Project checkpoint

Situation Normal, All’s Fine and Unconcerning

Schedule

We are behind schedule. Our original schedule had us at a point where we would have implemented a whole bunch of cool features (e.g. task abort and restart) by now. We failed to account for our relative unfamiliarity with a new programming language.

An updated schedule can be found here.

Work done

We have implemented the STM primitives the NOrec paper talks about, exactly how it says to do them. The STM system described in the paper only handles objects that can be read/written as words. We’re trying to present a better interface to this by using Rust features such as the Into<usize> trait to allow users to use our STM implementation for more types (they do, however, have to provide the conversion to usize (which is Rust’s platform-dependent pointer-sized unsigned integer). However, since we’re both fairly unfamiliar with Rust, we haven’t gotten this to compile yet.

In addition, the library interface is somewhat ugly right now.

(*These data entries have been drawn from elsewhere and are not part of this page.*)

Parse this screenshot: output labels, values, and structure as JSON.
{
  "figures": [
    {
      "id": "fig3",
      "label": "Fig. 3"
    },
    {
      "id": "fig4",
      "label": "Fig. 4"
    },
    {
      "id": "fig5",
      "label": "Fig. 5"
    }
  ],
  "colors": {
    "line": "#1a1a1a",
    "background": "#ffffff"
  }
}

For instance, our implementation of a transaction abort requires the user to wrap certain library functions with a try! macro; we feel it is suboptimal to foist this responsibility onto the user.

Goals and deliverables

We believe that we can work out these issues over the next few days and finish off deliverable number 1, which is of course the STM library itself. Then we’ll start writing benchmarks (e.g. hand-over-hand locking trees vs STM trees). We should still be on track to hit the original deliverables that we listed on the proposal.

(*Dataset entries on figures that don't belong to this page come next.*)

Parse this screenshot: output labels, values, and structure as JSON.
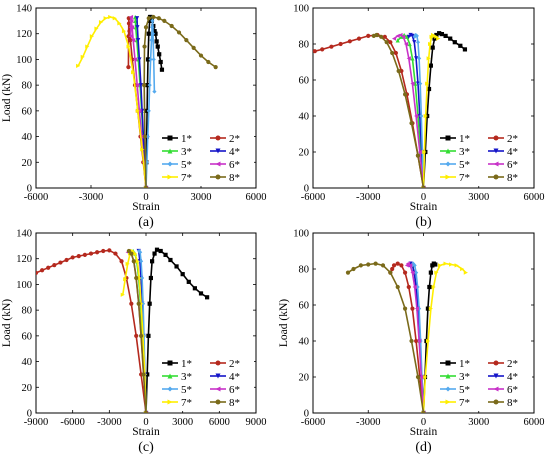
{
  "chart_data": [
    {
      "type": "line",
      "panel_label": "(a)",
      "xlabel": "Strain",
      "ylabel": "Load (kN)",
      "xlim": [
        -6000,
        6000
      ],
      "ylim": [
        0,
        140
      ],
      "xticks": [
        -6000,
        -3000,
        0,
        3000,
        6000
      ],
      "yticks": [
        0,
        20,
        40,
        60,
        80,
        100,
        120,
        140
      ],
      "legend_position": "bottom-right",
      "series": [
        {
          "name": "1*",
          "color": "#000000",
          "marker": "square",
          "x": [
            0,
            20,
            40,
            60,
            80,
            110,
            150,
            200,
            220,
            260,
            320,
            400,
            470,
            520,
            580,
            640,
            720,
            800,
            870
          ],
          "y": [
            0,
            20,
            40,
            60,
            80,
            100,
            120,
            130,
            133,
            133,
            130,
            126,
            122,
            120,
            114,
            110,
            104,
            98,
            92
          ]
        },
        {
          "name": "2*",
          "color": "#b5291e",
          "marker": "circle",
          "x": [
            0,
            -150,
            -300,
            -450,
            -600,
            -750,
            -850,
            -900,
            -930,
            -940,
            -950,
            -960
          ],
          "y": [
            0,
            20,
            40,
            60,
            80,
            100,
            115,
            122,
            128,
            132,
            118,
            94
          ]
        },
        {
          "name": "3*",
          "color": "#33dd33",
          "marker": "triangle-up",
          "x": [
            0,
            -80,
            -160,
            -240,
            -320,
            -420,
            -500,
            -560,
            -580,
            -590
          ],
          "y": [
            0,
            20,
            40,
            60,
            80,
            100,
            115,
            125,
            130,
            133
          ]
        },
        {
          "name": "4*",
          "color": "#1414c8",
          "marker": "triangle-down",
          "x": [
            0,
            -70,
            -140,
            -210,
            -280,
            -360,
            -430,
            -470,
            -490
          ],
          "y": [
            0,
            20,
            40,
            60,
            80,
            100,
            115,
            125,
            132
          ]
        },
        {
          "name": "5*",
          "color": "#55aaee",
          "marker": "diamond",
          "x": [
            0,
            50,
            100,
            150,
            200,
            250,
            300,
            330,
            350,
            360,
            380,
            420,
            460
          ],
          "y": [
            0,
            20,
            40,
            60,
            80,
            100,
            115,
            125,
            130,
            133,
            120,
            100,
            75
          ]
        },
        {
          "name": "6*",
          "color": "#c832c8",
          "marker": "triangle-left",
          "x": [
            0,
            -120,
            -240,
            -360,
            -480,
            -600,
            -700,
            -760,
            -800,
            -820,
            -830,
            -840
          ],
          "y": [
            0,
            20,
            40,
            60,
            80,
            100,
            115,
            125,
            130,
            133,
            125,
            118
          ]
        },
        {
          "name": "7*",
          "color": "#ffee00",
          "marker": "triangle-right",
          "x": [
            0,
            -200,
            -450,
            -700,
            -950,
            -1200,
            -1450,
            -1700,
            -1950,
            -2200,
            -2450,
            -2700,
            -2950,
            -3200,
            -3450,
            -3700
          ],
          "y": [
            0,
            30,
            60,
            90,
            110,
            122,
            128,
            132,
            133,
            132,
            129,
            124,
            118,
            110,
            102,
            95
          ]
        },
        {
          "name": "8*",
          "color": "#7a6a1a",
          "marker": "circle",
          "x": [
            0,
            -60,
            -100,
            -80,
            0,
            150,
            400,
            700,
            1000,
            1400,
            1800,
            2200,
            2600,
            3000,
            3400,
            3800
          ],
          "y": [
            0,
            40,
            80,
            110,
            125,
            132,
            133,
            132,
            130,
            126,
            121,
            115,
            109,
            103,
            98,
            94
          ]
        }
      ]
    },
    {
      "type": "line",
      "panel_label": "(b)",
      "xlabel": "Strain",
      "ylabel": "",
      "xlim": [
        -6000,
        6000
      ],
      "ylim": [
        0,
        100
      ],
      "xticks": [
        -6000,
        -3000,
        0,
        3000,
        6000
      ],
      "yticks": [
        0,
        20,
        40,
        60,
        80,
        100
      ],
      "legend_position": "bottom-right",
      "series": [
        {
          "name": "1*",
          "color": "#000000",
          "marker": "square",
          "x": [
            0,
            100,
            200,
            300,
            400,
            500,
            600,
            700,
            850,
            1000,
            1200,
            1450,
            1700,
            2000,
            2250
          ],
          "y": [
            0,
            20,
            40,
            55,
            68,
            78,
            83,
            85,
            86,
            85.5,
            84.5,
            83,
            81,
            79,
            77
          ]
        },
        {
          "name": "2*",
          "color": "#b5291e",
          "marker": "circle",
          "x": [
            0,
            -300,
            -600,
            -900,
            -1200,
            -1500,
            -1800,
            -2100,
            -2500,
            -3000,
            -3500,
            -4000,
            -4500,
            -5000,
            -5500,
            -5900
          ],
          "y": [
            0,
            18,
            36,
            52,
            65,
            75,
            81,
            84,
            85,
            84.5,
            83,
            81.5,
            80,
            78.5,
            77,
            76
          ]
        },
        {
          "name": "3*",
          "color": "#33dd33",
          "marker": "triangle-up",
          "x": [
            0,
            -150,
            -300,
            -450,
            -600,
            -750,
            -900,
            -1050,
            -1200,
            -1400
          ],
          "y": [
            0,
            20,
            40,
            58,
            72,
            80,
            84,
            85,
            84,
            82
          ]
        },
        {
          "name": "4*",
          "color": "#1414c8",
          "marker": "triangle-down",
          "x": [
            0,
            -100,
            -200,
            -300,
            -400,
            -500,
            -600,
            -700,
            -800
          ],
          "y": [
            0,
            20,
            40,
            58,
            72,
            81,
            84.5,
            85,
            84
          ]
        },
        {
          "name": "5*",
          "color": "#55aaee",
          "marker": "diamond",
          "x": [
            0,
            -60,
            -120,
            -180,
            -240,
            -300,
            -360,
            -420,
            -480
          ],
          "y": [
            0,
            20,
            40,
            58,
            72,
            81,
            84.5,
            85,
            84
          ]
        },
        {
          "name": "6*",
          "color": "#c832c8",
          "marker": "triangle-left",
          "x": [
            0,
            -200,
            -400,
            -600,
            -800,
            -950,
            -1100,
            -1250,
            -1400,
            -1600
          ],
          "y": [
            0,
            20,
            40,
            58,
            72,
            80,
            84,
            85,
            84.5,
            83
          ]
        },
        {
          "name": "7*",
          "color": "#ffee00",
          "marker": "triangle-right",
          "x": [
            0,
            50,
            120,
            200,
            280,
            360,
            440,
            520,
            600,
            700,
            800
          ],
          "y": [
            0,
            20,
            40,
            58,
            72,
            80,
            84,
            85,
            84.5,
            84,
            83
          ]
        },
        {
          "name": "8*",
          "color": "#7a6a1a",
          "marker": "circle",
          "x": [
            0,
            -300,
            -650,
            -1000,
            -1350,
            -1700,
            -2000,
            -2300,
            -2550,
            -2700
          ],
          "y": [
            0,
            18,
            36,
            52,
            65,
            75,
            81,
            84,
            85,
            84.5
          ]
        }
      ]
    },
    {
      "type": "line",
      "panel_label": "(c)",
      "xlabel": "Strain",
      "ylabel": "Load (kN)",
      "xlim": [
        -9000,
        9000
      ],
      "ylim": [
        0,
        140
      ],
      "xticks": [
        -9000,
        -6000,
        -3000,
        0,
        3000,
        6000,
        9000
      ],
      "yticks": [
        0,
        20,
        40,
        60,
        80,
        100,
        120,
        140
      ],
      "legend_position": "bottom-right",
      "series": [
        {
          "name": "1*",
          "color": "#000000",
          "marker": "square",
          "x": [
            0,
            100,
            200,
            300,
            400,
            500,
            700,
            900,
            1200,
            1600,
            2000,
            2500,
            3000,
            3500,
            4000,
            4500,
            5000
          ],
          "y": [
            0,
            30,
            60,
            85,
            105,
            118,
            124,
            127,
            126,
            123,
            119,
            114,
            108,
            102,
            97,
            93,
            90
          ]
        },
        {
          "name": "2*",
          "color": "#b5291e",
          "marker": "circle",
          "x": [
            0,
            -400,
            -800,
            -1200,
            -1600,
            -2000,
            -2500,
            -3000,
            -3500,
            -4000,
            -4500,
            -5000,
            -5500,
            -6000,
            -6500,
            -7000,
            -7500,
            -8000,
            -8500,
            -9000
          ],
          "y": [
            0,
            30,
            60,
            85,
            105,
            118,
            124,
            126.5,
            126,
            125,
            124,
            123,
            122,
            121,
            119,
            117,
            115,
            113,
            111,
            109
          ]
        },
        {
          "name": "3*",
          "color": "#33dd33",
          "marker": "triangle-up",
          "x": [
            0,
            -150,
            -300,
            -450,
            -600,
            -750,
            -900,
            -1050,
            -1200
          ],
          "y": [
            0,
            30,
            60,
            85,
            105,
            118,
            124,
            126,
            125
          ]
        },
        {
          "name": "4*",
          "color": "#1414c8",
          "marker": "triangle-down",
          "x": [
            0,
            -100,
            -200,
            -300,
            -400,
            -500,
            -600
          ],
          "y": [
            0,
            30,
            60,
            85,
            105,
            118,
            126
          ]
        },
        {
          "name": "5*",
          "color": "#55aaee",
          "marker": "diamond",
          "x": [
            0,
            -80,
            -160,
            -240,
            -320,
            -400,
            -480,
            -560
          ],
          "y": [
            0,
            30,
            60,
            85,
            105,
            118,
            125,
            126
          ]
        },
        {
          "name": "6*",
          "color": "#c832c8",
          "marker": "triangle-left",
          "x": [
            0,
            -200,
            -400,
            -600,
            -800,
            -1000,
            -1200,
            -1400,
            -1500
          ],
          "y": [
            0,
            30,
            60,
            85,
            105,
            118,
            124,
            126,
            125
          ]
        },
        {
          "name": "7*",
          "color": "#ffee00",
          "marker": "triangle-right",
          "x": [
            0,
            -100,
            -250,
            -400,
            -550,
            -700,
            -900,
            -1100,
            -1300,
            -1500,
            -1700,
            -1900
          ],
          "y": [
            0,
            30,
            60,
            85,
            105,
            118,
            124,
            126,
            124,
            116,
            104,
            92
          ]
        },
        {
          "name": "8*",
          "color": "#7a6a1a",
          "marker": "circle",
          "x": [
            0,
            -200,
            -400,
            -600,
            -800,
            -1000,
            -1200,
            -1400
          ],
          "y": [
            0,
            30,
            60,
            85,
            105,
            118,
            124,
            126
          ]
        }
      ]
    },
    {
      "type": "line",
      "panel_label": "(d)",
      "xlabel": "Strain",
      "ylabel": "Load (kN)",
      "xlim": [
        -6000,
        6000
      ],
      "ylim": [
        0,
        100
      ],
      "xticks": [
        -6000,
        -3000,
        0,
        3000,
        6000
      ],
      "yticks": [
        0,
        20,
        40,
        60,
        80,
        100
      ],
      "legend_position": "bottom-right",
      "series": [
        {
          "name": "1*",
          "color": "#000000",
          "marker": "square",
          "x": [
            0,
            80,
            160,
            240,
            320,
            400,
            480,
            560,
            640
          ],
          "y": [
            0,
            20,
            40,
            58,
            70,
            78,
            82,
            83,
            82.5
          ]
        },
        {
          "name": "2*",
          "color": "#b5291e",
          "marker": "circle",
          "x": [
            0,
            -200,
            -400,
            -600,
            -800,
            -1000,
            -1200,
            -1400,
            -1600,
            -1700,
            -1800
          ],
          "y": [
            0,
            20,
            40,
            58,
            70,
            78,
            82,
            83,
            82,
            80,
            78
          ]
        },
        {
          "name": "3*",
          "color": "#33dd33",
          "marker": "triangle-up",
          "x": [
            0,
            -100,
            -200,
            -300,
            -400,
            -500,
            -600,
            -650
          ],
          "y": [
            0,
            20,
            40,
            58,
            70,
            78,
            82,
            83
          ]
        },
        {
          "name": "4*",
          "color": "#1414c8",
          "marker": "triangle-down",
          "x": [
            0,
            -100,
            -200,
            -300,
            -400,
            -500,
            -600,
            -700,
            -750
          ],
          "y": [
            0,
            20,
            40,
            58,
            70,
            78,
            82,
            83,
            82
          ]
        },
        {
          "name": "5*",
          "color": "#55aaee",
          "marker": "diamond",
          "x": [
            0,
            -80,
            -160,
            -240,
            -320,
            -400,
            -480,
            -560,
            -620
          ],
          "y": [
            0,
            20,
            40,
            58,
            70,
            78,
            82,
            83,
            82
          ]
        },
        {
          "name": "6*",
          "color": "#c832c8",
          "marker": "triangle-left",
          "x": [
            0,
            -120,
            -240,
            -360,
            -480,
            -600,
            -720,
            -840,
            -900
          ],
          "y": [
            0,
            20,
            40,
            58,
            70,
            78,
            82,
            83,
            82
          ]
        },
        {
          "name": "7*",
          "color": "#ffee00",
          "marker": "triangle-right",
          "x": [
            0,
            100,
            250,
            400,
            550,
            700,
            900,
            1200,
            1500,
            1800,
            2100,
            2300
          ],
          "y": [
            0,
            20,
            40,
            58,
            70,
            78,
            82,
            83,
            82.5,
            82,
            80,
            78
          ]
        },
        {
          "name": "8*",
          "color": "#7a6a1a",
          "marker": "circle",
          "x": [
            0,
            -300,
            -650,
            -1000,
            -1400,
            -1800,
            -2200,
            -2600,
            -3000,
            -3400,
            -3800,
            -4100
          ],
          "y": [
            0,
            20,
            40,
            58,
            70,
            78,
            82,
            83,
            82.5,
            82,
            80,
            78
          ]
        }
      ]
    }
  ]
}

It’s unlikely that we’ll have time to mess with pessimistic STM or have too pretty an abort interface for our STM library at this rate.

To summarise our goals for the project presentation deadline:

  1. An STM library
  2. A testing harness
  3. Benchmarks, written with our library, with another STM implementation, and without STM

Presentation plan

We have yet to decide what our presentation should look like. However, we will most likely aim to demonstrate the performance benefits of using our STM library to synchronize multithreaded access to shared data over using traditional locks. We also plan to log the performance of our library as we add changes and make progress along the way. The results will probably be presented in the form of graphs/charts.

Major concerns

We are still learning Rust. It has many interesting features such as concepts of borrowing and ownership that we have yet to fully grasp. Also, as we have not yet been able to get our library to compile, we do not know if there are any major correctness or efficiency issues that might necessitate a large redesign of our library.